KGB博物館があるソコス・ホテルはショッピングモールが併設されている。そこなら電気屋くらいあるだろうと見当を付けて、旧市街からヴィル門を抜けて新市街へと移動。新市街は道路が広くバスや路面電車が走っている。とはいえ、ヴィル門の向かい側には小ぢんまりしたタムサーレ公園がある。小さいながらも初夏のヨーロッパの清々しさを満喫できる。もうすぐ夏至のこの時期、陽が真上から降り注ぐ。

前日までの雨で埃はすっかり流されて、空気が澄み緑が鮮やかになっていたのかもしれない。木漏れ日の美しさに思わず溜息が出た。長閑さにつられて深呼吸になる。そういえば6月にヨーロッパへ来たのは初めてだ。バラやライラックの香りがして、これ以上ない健やかなる空気。木陰で昼寝したい。まだ午前中だけど。

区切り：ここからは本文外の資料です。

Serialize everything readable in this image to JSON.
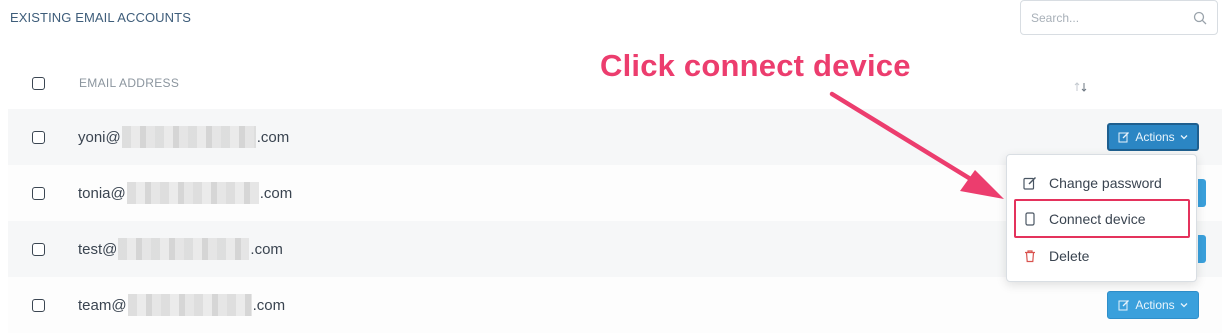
{
  "panel": {
    "title": "EXISTING EMAIL ACCOUNTS"
  },
  "search": {
    "placeholder": "Search..."
  },
  "table": {
    "column_header": "EMAIL ADDRESS",
    "rows": [
      {
        "prefix": "yoni@",
        "suffix": ".com"
      },
      {
        "prefix": "tonia@",
        "suffix": ".com"
      },
      {
        "prefix": "test@",
        "suffix": ".com"
      },
      {
        "prefix": "team@",
        "suffix": ".com"
      }
    ]
  },
  "actions": {
    "label": "Actions"
  },
  "dropdown": {
    "items": [
      {
        "label": "Change password",
        "icon": "edit-icon"
      },
      {
        "label": "Connect device",
        "icon": "mobile-icon"
      },
      {
        "label": "Delete",
        "icon": "trash-icon"
      }
    ]
  },
  "annotation": {
    "text": "Click connect device"
  },
  "colors": {
    "accent": "#3aa0dc",
    "accent_active": "#2b86c4",
    "annotation": "#ec3d6e",
    "delete": "#d9534f"
  }
}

そうだ、SDカードを買わなきゃいけなかったと思い出し、公園の散歩も程々にショッピングモールへ入った。ショッピングモールはどこでも似たようなものだ。地下にスーパーを見つけたので後で寄る事にして電気屋でSDカードを無事に購入。価格は日本と同じくらいか。丁度いい時間になったのでソコス・ホテルへ向かう。ショッピングモールはホテルと直結していたので便利だ。KGB博物館は事前に予約が出来るのだが、当日でも人数に余裕があれば参加できる。タリンに行ったらここは必ず行った方が良い。

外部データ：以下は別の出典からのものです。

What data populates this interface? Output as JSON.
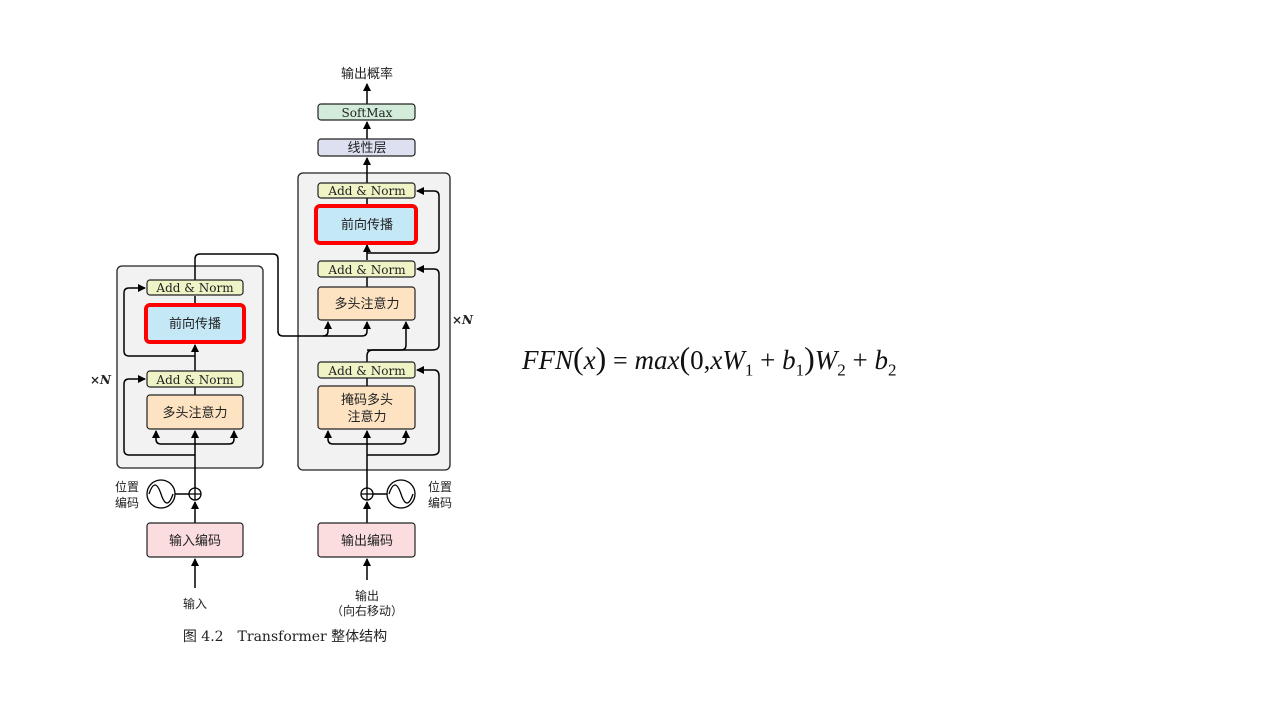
{
  "diagram": {
    "output_prob": "输出概率",
    "softmax": "SoftMax",
    "linear": "线性层",
    "add_norm": "Add & Norm",
    "ffn": "前向传播",
    "mha": "多头注意力",
    "masked_mha_line1": "掩码多头",
    "masked_mha_line2": "注意力",
    "repeat": "×N",
    "pos_enc_line1": "位置",
    "pos_enc_line2": "编码",
    "input_embed": "输入编码",
    "output_embed": "输出编码",
    "input": "输入",
    "output_line1": "输出",
    "output_line2": "（向右移动）",
    "caption": "图 4.2　Transformer 整体结构",
    "colors": {
      "add_norm": "#eff3c6",
      "ffn": "#c5e8f7",
      "mha": "#fde3c2",
      "embed": "#fbdde0",
      "softmax": "#d3ecd9",
      "linear": "#dde0f1",
      "highlight": "#ff0000",
      "block_bg": "#f2f2f2"
    }
  },
  "formula": {
    "lhs": "FFN",
    "arg": "x",
    "eq": "=",
    "fn": "max",
    "zero": "0,",
    "x": "xW",
    "s1": "1",
    "plus1": "+",
    "b1": "b",
    "s2": "1",
    "W2": "W",
    "s3": "2",
    "plus2": "+",
    "b2": "b",
    "s4": "2"
  }
}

つい28年前まで実際に使われていたKGBの情報収集と送信の拠点だ。フィンランドからタリンへ届いた情報をソコス・ホテルの通信機器でダイレクトにモスクワへ送っていたそうだ。モスクワとの直通電話も当然あった。通信室はホテルの24階にある。しかしエレベーターは22階までしかない。23階はない。電気設備で全て埋まっているらしい。配線だけでもすごい事になっているのだと思う。24階へは階段で登るしかない。22階は監視対象の人物を宿泊させる為に設計された監視機器がてんこ盛りの部屋がある。

1991年12月にソ連が崩壊し、タリンの通信施設はKGBが持ち去った機器もあるようだが、破壊されて遺棄されたものが残っている。但し主電源は未だに生きていた。電源が入ったことを知らせる赤いランプが未だに点灯するのである。ゾッとした。


ガイドさん曰く

今でもモスクワに聞かれてるかもしれませんから、変な事は言えませんよ。


洒落になってない(爆笑)。この男性ガイドさんが素晴らしかった。話の内容が全部分かれば良いのだが、そこまでの英語力がないのが残念だ。博物館内部は写真が撮れなかった。しかし、旅行口コミサイトには写真がたくさん載っている・・・。

ゴルバチョフペレストロイカグラスノスチを推し進めた時代、タリンにもその波が押し寄せた。タリン市民にも意見を募り、記帳する為の赤いノート、通称レッドブックが設けられた。しかし誰一人共産党に物申す者はなかった。なぜなら、そんな事して連行されたらたまったもんじゃないからだ。エストニア人は誰もモスクワを信用しなかった。ほんの小さなエストニア国旗を持っているだけでも、逮捕され5年はぶち込まれたそうである。それほどソ連はロシア化を強要しエストニア人としての自覚を潰そうとしていたのだ。

そういう歴史の一齣をガイドさんが色々と話してくれた。しかも黒い冗談を散りばめながら、今だから笑い話にできるが、ソ連統治下では口にも出せない事だ。自由を得た今はKGBを小馬鹿にして観光客の笑いもとれる。

灰皿やコーヒーカップのソーサーに盗聴マイクが仕込まれているものを見せてくれた。監視対象の部屋の配線図を見ると、あちこちくまなく盗聴マイクと発信機とアンテナが設置されている。クローゼットのバーの内部がアンテナになっているのは面白かった。アンテナの位置としては非常に有効な上に見つかり難い。もしこの部屋でラジオでも付けたら、いたるところでハウリングが起きそうだ。

キューバ危機当時にモスクワからタリン市民へガスマスクが配布されたそうだ。しかし、そのガスマスクではガスどころか、花粉すら防げない代物だった。ガスマスクなのに密閉性がまるでないのである。ガイドさんが吐き捨てるように言った時の顔が忘れられない。

Totally useless !


見学者の中に1989年にタリンに滞在していたという女性がいた。彼女はフィンランド人だと思うのだが、この年の8月に独立運動としての「人間の鎖」を経験した人だったのかもしれない。この年の12月にベルリンの壁が崩壊する。ベルリンの壁が崩れた時、ニュースを見て目が釘付けになった。歴史が動いた瞬間を目の当たりにしている実感があった。彼女が「1989年に私はタリンにいました!」と言った顔は私がベルリンのチェックポイントチャーリーに行った時と同じ顔のような気がした。


ホテルの24階からはタリンの街が一望出来る。
ソ連時代は正に監視塔そのものだったのだ。